The reaction of 50% aq KOH on an equimolar mixture of 4-methylbenzaldehyde and formaldehyde followed by acidification gives.

To solve the problem, we need to analyze the reaction between 4-methylbenzaldehyde and formaldehyde when treated with 50% aqueous KOH followed by acidification. ### Step-by-Step Solution: 1. **Identify the Reactants**: - We have 4-methylbenzaldehyde (C6H5CHO) and formaldehyde (HCHO) in an equimolar mixture. - Structure of 4-methylbenzaldehyde: It has a benzene ring with a formyl group (CHO) and a methyl group (CH3) at the para position. 2. **Reaction with 50% Aqueous KOH**: - The reaction with KOH suggests that we are performing a condensation reaction, specifically a benzoin condensation or similar reaction. - Under basic conditions, the aldehyde groups can undergo nucleophilic addition. 3. **Formation of the Product**: - The 4-methylbenzaldehyde will react with formaldehyde.

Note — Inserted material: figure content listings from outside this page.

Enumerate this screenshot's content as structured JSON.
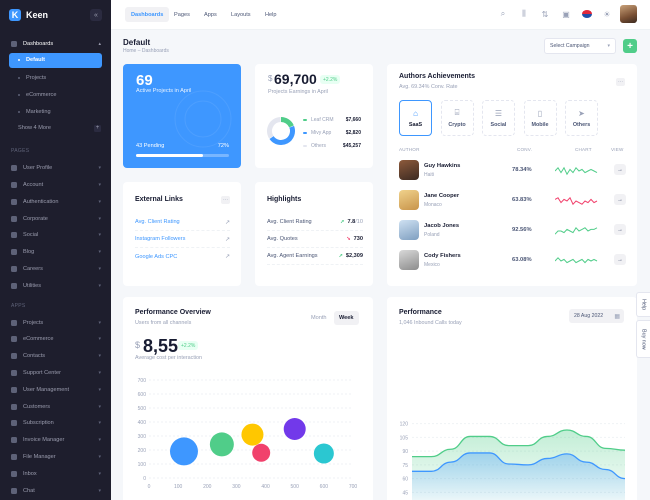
{
  "app": {
    "name": "Keen",
    "logo_letter": "K"
  },
  "sidebar": {
    "dashboards_label": "Dashboards",
    "dashboard_items": [
      "Default",
      "Projects",
      "eCommerce",
      "Marketing"
    ],
    "show_more": "Show 4 More",
    "pages_label": "PAGES",
    "pages_items": [
      "User Profile",
      "Account",
      "Authentication",
      "Corporate",
      "Social",
      "Blog",
      "Careers",
      "Utilities"
    ],
    "apps_label": "APPS",
    "apps_items": [
      "Projects",
      "eCommerce",
      "Contacts",
      "Support Center",
      "User Management",
      "Customers",
      "Subscription",
      "Invoice Manager",
      "File Manager",
      "Inbox",
      "Chat"
    ]
  },
  "topbar": {
    "tabs": [
      "Dashboards",
      "Pages",
      "Apps",
      "Layouts",
      "Help"
    ],
    "icons": [
      "search-icon",
      "chart-bar-icon",
      "sort-icon",
      "notifications-icon",
      "flag-icon",
      "theme-sun-icon",
      "user-avatar"
    ]
  },
  "header": {
    "title": "Default",
    "breadcrumb": "Home – Dashboards",
    "campaign_select": "Select Campaign",
    "add_label": "+"
  },
  "active_projects": {
    "count": "69",
    "label": "Active Projects in April",
    "pending": "43 Pending",
    "percent_label": "72%",
    "percent": 72
  },
  "projects_earnings": {
    "currency": "$",
    "amount": "69,700",
    "badge": "+2.2%",
    "subtitle": "Projects Earnings in April",
    "legend": [
      {
        "name": "Leaf CRM",
        "value": "$7,660",
        "color": "#50cd89",
        "share": 0.19
      },
      {
        "name": "Mivy App",
        "value": "$2,820",
        "color": "#3e97ff",
        "share": 0.47
      },
      {
        "name": "Others",
        "value": "$45,257",
        "color": "#e4e6ef",
        "share": 0.34
      }
    ]
  },
  "authors": {
    "title": "Authors Achievements",
    "subtitle": "Avg. 69.34% Conv. Rate",
    "tabs": [
      {
        "label": "SaaS",
        "icon": "saas-icon"
      },
      {
        "label": "Crypto",
        "icon": "bank-icon"
      },
      {
        "label": "Social",
        "icon": "social-icon"
      },
      {
        "label": "Mobile",
        "icon": "mobile-icon"
      },
      {
        "label": "Others",
        "icon": "send-icon"
      }
    ],
    "columns": [
      "AUTHOR",
      "CONV.",
      "CHART",
      "VIEW"
    ],
    "rows": [
      {
        "name": "Guy Hawkins",
        "location": "Haiti",
        "conv": "78.34%",
        "chart_color": "#50cd89"
      },
      {
        "name": "Jane Cooper",
        "location": "Monaco",
        "conv": "63.83%",
        "chart_color": "#f1416c"
      },
      {
        "name": "Jacob Jones",
        "location": "Poland",
        "conv": "92.56%",
        "chart_color": "#50cd89"
      },
      {
        "name": "Cody Fishers",
        "location": "Mexico",
        "conv": "63.08%",
        "chart_color": "#50cd89"
      }
    ]
  },
  "external_links": {
    "title": "External Links",
    "links": [
      "Avg. Client Rating",
      "Instagram Followers",
      "Google Ads CPC"
    ]
  },
  "highlights": {
    "title": "Highlights",
    "rows": [
      {
        "label": "Avg. Client Rating",
        "value": "7.8",
        "suffix": "/10",
        "trend": "up",
        "color": "#50cd89"
      },
      {
        "label": "Avg. Quotes",
        "value": "730",
        "suffix": "",
        "trend": "down",
        "color": "#f1416c"
      },
      {
        "label": "Avg. Agent Earnings",
        "value": "$2,309",
        "suffix": "",
        "trend": "up",
        "color": "#50cd89"
      }
    ]
  },
  "performance_overview": {
    "title": "Performance Overview",
    "subtitle": "Users from all channels",
    "toggles": [
      "Month",
      "Week"
    ],
    "currency": "$",
    "amount": "8,55",
    "badge": "+2.2%",
    "caption": "Average cost per interaction"
  },
  "performance": {
    "title": "Performance",
    "subtitle": "1,046 Inbound Calls today",
    "date": "28 Aug 2022"
  },
  "side_tabs": [
    "Help",
    "Buy now"
  ],
  "chart_data": [
    {
      "type": "scatter",
      "x_ticks": [
        0,
        100,
        200,
        300,
        400,
        500,
        600,
        700
      ],
      "y_ticks": [
        0,
        100,
        200,
        300,
        400,
        500,
        600,
        700
      ],
      "xlim": [
        0,
        700
      ],
      "ylim": [
        0,
        700
      ],
      "points": [
        {
          "x": 120,
          "y": 190,
          "r": 14,
          "color": "#3e97ff"
        },
        {
          "x": 250,
          "y": 240,
          "r": 12,
          "color": "#50cd89"
        },
        {
          "x": 355,
          "y": 310,
          "r": 11,
          "color": "#ffc700"
        },
        {
          "x": 500,
          "y": 350,
          "r": 11,
          "color": "#7239ea"
        },
        {
          "x": 385,
          "y": 180,
          "r": 9,
          "color": "#f1416c"
        },
        {
          "x": 600,
          "y": 175,
          "r": 10,
          "color": "#2bc7d1"
        }
      ]
    },
    {
      "type": "area",
      "y_ticks": [
        120,
        105,
        90,
        75,
        60,
        45
      ],
      "ylim": [
        40,
        125
      ],
      "series": [
        {
          "color": "#50cd89",
          "values": [
            84,
            84,
            92,
            106,
            106,
            96,
            96,
            106,
            113,
            106,
            93,
            91
          ]
        },
        {
          "color": "#3e97ff",
          "values": [
            68,
            68,
            78,
            88,
            88,
            76,
            75,
            82,
            87,
            78,
            70,
            60
          ]
        }
      ]
    }
  ]
}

The aldehyde group of formaldehyde can act as a nucleophile and attack the carbonyl carbon of 4-methylbenzaldehyde. - The reaction leads to the formation of a new compound where the carbonyl group (C=O) of 4-methylbenzaldehyde is converted to a hydroxyl group (C-OH), resulting in a secondary alcohol. 4. **Acidification**: - After the reaction with KOH, the mixture is acidified. Acidification will protonate the hydroxyl group, stabilizing the product. - The final product after acidification will be a hydroxy compound derived from the original aldehydes. 5. **Final Product**: - The final product of this reaction is 4-methylbenzyl alcohol (C6H5CH(OH)CH3) and formic acid (HCOOH) from the formaldehyde. - Thus, the overall reaction yields 4-methylbenzyl alcohol and formic acid. ### Conclusion: The reaction of 50% aqueous KOH on an equimolar mixture of 4-methylbenzaldehyde and formaldehyde followed by acidification gives 4-methylbenzyl alcohol and formic acid.